Reputation: 591
I have several csv files with the same headers and the same IDs. I am attempting to iterate to merge all files up to one indexed '31'. In my while loop, I'm trying to initialise the merged dataset so it can be used for the remainder of the loop. In the last line, I was told that the 'local variable merged may not have been initialised'. How should I instead be doing this?
SparkSession spark = SparkSession.builder().appName("testSql")
.master("local[*]")
.config("spark.sql.warehouse.dir", "file:///c:tmp")
.getOrCreate();
Dataset<Row> first = spark.read().option("header", true).csv("mypath/01.csv");
Dataset<Row> second = spark.read().option("header", true).csv("mypath/02.csv");
IntStream.range(3, 31)
.forEach(i -> {
while(i==3) {
Dataset<Row> merged = first.join(second, first.col("customer_id").equalTo(second.col("customer_id")));
}
Dataset<Row> next = spark.read().option("header", true).csv("mypath/"+i+".csv");
Dataset<Row> merged = merged.join(next, merged.col("customer_id").equalTo(next.col("customer_id")));
Upvotes: 1
Views: 275
Reputation: 9427
EDITED based on feedback in the comments.
Following your pattern, something like this would work:
Dataset<Row> ds1 = spark.read().option("header", true).csv("mypath/01.csv");
Dataset<?>[] result = {ds1};
IntStream.range(2, 31)
.forEach(i -> {
Dataset<Row> next = spark.read().option("header", true).csv("mypath/"+i+".csv");
result[0] = result[0].join(next, "customer_id");
});
We're wrapping Dataset
into an array in order to work around the restriction on variable capture in lambda expressions.
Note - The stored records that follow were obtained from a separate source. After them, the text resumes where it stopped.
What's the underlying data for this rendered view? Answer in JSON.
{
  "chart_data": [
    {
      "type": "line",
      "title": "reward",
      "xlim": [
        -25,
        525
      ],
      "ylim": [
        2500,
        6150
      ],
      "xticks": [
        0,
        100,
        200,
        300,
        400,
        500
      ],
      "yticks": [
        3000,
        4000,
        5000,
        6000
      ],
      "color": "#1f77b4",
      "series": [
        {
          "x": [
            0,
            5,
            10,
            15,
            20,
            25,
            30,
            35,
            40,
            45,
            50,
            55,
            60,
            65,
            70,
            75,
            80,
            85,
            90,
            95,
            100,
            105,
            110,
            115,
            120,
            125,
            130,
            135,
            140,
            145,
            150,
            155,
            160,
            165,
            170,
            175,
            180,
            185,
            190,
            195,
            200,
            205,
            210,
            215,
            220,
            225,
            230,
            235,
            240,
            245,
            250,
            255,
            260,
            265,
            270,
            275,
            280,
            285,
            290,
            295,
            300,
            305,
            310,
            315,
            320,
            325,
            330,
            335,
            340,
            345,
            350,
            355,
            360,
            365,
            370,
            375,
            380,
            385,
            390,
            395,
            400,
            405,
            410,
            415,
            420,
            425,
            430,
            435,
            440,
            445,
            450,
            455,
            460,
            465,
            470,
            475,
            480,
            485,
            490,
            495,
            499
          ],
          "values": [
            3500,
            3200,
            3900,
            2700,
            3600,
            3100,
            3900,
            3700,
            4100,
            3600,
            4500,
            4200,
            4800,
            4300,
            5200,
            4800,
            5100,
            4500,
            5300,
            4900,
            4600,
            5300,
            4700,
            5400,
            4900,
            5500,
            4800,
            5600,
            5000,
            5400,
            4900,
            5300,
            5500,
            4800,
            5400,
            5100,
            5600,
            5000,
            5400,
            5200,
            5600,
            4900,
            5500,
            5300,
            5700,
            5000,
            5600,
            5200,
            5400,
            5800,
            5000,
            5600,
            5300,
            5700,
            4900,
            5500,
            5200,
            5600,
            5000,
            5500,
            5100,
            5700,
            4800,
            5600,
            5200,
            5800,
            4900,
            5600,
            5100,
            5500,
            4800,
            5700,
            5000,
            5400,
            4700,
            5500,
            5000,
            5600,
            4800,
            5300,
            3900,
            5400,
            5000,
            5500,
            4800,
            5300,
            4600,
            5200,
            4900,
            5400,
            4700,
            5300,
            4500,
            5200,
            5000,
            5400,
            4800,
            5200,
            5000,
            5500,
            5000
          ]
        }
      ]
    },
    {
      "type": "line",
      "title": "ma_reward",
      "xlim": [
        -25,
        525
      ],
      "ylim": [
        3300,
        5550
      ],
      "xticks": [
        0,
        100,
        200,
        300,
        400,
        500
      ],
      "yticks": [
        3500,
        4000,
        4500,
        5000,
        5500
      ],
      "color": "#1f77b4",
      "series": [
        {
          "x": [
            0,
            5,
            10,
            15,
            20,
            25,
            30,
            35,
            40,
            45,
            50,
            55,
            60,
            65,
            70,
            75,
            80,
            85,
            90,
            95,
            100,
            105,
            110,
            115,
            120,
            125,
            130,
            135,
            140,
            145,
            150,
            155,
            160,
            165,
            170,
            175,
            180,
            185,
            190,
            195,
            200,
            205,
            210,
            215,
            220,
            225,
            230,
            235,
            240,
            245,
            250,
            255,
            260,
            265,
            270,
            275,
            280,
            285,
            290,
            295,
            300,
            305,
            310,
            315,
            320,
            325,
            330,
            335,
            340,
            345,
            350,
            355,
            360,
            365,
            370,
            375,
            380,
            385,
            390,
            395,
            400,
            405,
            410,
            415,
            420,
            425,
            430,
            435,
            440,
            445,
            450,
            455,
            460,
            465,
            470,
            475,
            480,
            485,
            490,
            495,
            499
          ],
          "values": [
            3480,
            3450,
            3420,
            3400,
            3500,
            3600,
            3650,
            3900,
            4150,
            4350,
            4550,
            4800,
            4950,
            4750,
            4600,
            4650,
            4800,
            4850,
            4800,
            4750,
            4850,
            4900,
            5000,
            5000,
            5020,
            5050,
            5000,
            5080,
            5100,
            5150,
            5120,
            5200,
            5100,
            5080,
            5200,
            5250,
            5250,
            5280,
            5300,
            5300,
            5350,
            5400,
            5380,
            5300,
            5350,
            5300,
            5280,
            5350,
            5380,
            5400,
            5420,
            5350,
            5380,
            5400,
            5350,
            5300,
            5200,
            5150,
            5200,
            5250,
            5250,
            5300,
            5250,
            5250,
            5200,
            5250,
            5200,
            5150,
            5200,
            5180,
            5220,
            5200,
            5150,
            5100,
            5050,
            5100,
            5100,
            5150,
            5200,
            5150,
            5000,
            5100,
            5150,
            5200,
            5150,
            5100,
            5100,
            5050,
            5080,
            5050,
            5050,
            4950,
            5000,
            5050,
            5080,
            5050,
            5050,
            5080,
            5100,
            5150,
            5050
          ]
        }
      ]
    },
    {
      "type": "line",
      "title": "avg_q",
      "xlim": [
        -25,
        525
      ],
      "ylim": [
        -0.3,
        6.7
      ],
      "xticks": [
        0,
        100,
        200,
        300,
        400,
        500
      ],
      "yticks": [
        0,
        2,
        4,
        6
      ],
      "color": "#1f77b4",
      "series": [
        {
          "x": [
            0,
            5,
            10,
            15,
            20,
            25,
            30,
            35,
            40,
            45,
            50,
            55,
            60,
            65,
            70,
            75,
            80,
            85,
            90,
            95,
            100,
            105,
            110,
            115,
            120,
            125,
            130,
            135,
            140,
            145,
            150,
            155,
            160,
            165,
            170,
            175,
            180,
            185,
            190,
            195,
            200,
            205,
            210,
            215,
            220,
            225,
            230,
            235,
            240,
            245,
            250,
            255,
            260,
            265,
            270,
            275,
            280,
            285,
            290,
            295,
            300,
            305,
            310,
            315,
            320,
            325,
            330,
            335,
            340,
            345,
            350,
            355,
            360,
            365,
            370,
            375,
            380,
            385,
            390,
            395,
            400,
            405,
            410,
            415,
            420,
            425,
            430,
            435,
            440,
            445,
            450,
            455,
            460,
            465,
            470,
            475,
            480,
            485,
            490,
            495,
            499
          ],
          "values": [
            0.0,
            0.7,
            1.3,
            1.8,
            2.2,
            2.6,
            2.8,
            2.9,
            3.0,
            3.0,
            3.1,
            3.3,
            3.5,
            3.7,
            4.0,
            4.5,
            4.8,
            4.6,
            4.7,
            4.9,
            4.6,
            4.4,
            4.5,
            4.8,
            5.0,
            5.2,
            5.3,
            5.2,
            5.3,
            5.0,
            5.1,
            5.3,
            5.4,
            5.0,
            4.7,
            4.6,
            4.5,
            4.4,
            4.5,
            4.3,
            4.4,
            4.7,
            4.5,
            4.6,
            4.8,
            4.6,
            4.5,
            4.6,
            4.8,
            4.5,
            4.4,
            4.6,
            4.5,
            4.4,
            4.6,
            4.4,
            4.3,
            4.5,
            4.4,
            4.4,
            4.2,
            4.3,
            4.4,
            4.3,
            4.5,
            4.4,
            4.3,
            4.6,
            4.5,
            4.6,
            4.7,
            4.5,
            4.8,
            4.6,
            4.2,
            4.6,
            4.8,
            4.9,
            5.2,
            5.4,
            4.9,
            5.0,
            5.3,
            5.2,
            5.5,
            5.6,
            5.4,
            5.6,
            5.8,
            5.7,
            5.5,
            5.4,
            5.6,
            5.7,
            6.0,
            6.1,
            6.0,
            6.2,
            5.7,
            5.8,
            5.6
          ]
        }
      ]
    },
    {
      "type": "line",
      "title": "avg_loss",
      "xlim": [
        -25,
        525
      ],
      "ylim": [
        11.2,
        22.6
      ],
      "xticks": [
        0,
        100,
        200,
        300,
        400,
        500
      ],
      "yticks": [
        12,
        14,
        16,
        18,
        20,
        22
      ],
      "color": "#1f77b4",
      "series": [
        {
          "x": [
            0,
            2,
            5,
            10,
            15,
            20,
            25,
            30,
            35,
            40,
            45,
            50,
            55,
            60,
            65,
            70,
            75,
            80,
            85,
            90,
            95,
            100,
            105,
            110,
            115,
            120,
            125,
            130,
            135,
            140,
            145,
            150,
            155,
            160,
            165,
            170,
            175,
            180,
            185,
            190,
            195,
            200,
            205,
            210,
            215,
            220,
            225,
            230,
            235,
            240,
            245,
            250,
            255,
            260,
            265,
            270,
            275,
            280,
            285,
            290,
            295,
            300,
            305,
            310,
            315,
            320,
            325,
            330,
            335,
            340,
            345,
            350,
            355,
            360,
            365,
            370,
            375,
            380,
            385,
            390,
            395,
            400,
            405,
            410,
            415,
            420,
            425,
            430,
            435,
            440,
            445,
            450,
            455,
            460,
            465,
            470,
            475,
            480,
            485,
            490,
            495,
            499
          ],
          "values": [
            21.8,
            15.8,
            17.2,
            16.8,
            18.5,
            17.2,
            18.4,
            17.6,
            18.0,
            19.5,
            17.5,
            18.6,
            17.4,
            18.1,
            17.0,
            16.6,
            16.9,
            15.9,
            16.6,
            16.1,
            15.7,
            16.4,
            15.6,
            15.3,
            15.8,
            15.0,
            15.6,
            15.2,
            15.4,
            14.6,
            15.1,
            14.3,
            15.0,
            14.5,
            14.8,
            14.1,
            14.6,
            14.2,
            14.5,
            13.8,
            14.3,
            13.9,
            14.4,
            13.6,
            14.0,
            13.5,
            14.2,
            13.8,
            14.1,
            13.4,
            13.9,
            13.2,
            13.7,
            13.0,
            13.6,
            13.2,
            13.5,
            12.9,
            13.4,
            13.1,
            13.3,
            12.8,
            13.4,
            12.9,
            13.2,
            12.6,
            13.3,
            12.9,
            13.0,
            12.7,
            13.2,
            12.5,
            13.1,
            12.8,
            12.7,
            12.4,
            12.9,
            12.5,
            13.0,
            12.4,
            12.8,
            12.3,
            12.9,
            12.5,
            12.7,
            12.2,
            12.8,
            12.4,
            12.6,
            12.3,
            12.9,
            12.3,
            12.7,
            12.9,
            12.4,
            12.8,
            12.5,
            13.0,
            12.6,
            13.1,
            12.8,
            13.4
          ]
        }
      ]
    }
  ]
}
The more straightforward way, for this particular case, is to simply use a for-loop rather than stream.forEach
:
Dataset<Row> result = spark.read().option("header", true).csv("mypath/01.csv");
for( int i = 2 ; i < 31 ; i++ ) {
Dataset<Row> next = spark.read().option("header", true).csv("mypath/"+i+".csv");
result[0] = result[0].join(next, "customer_id");
};
Upvotes: 1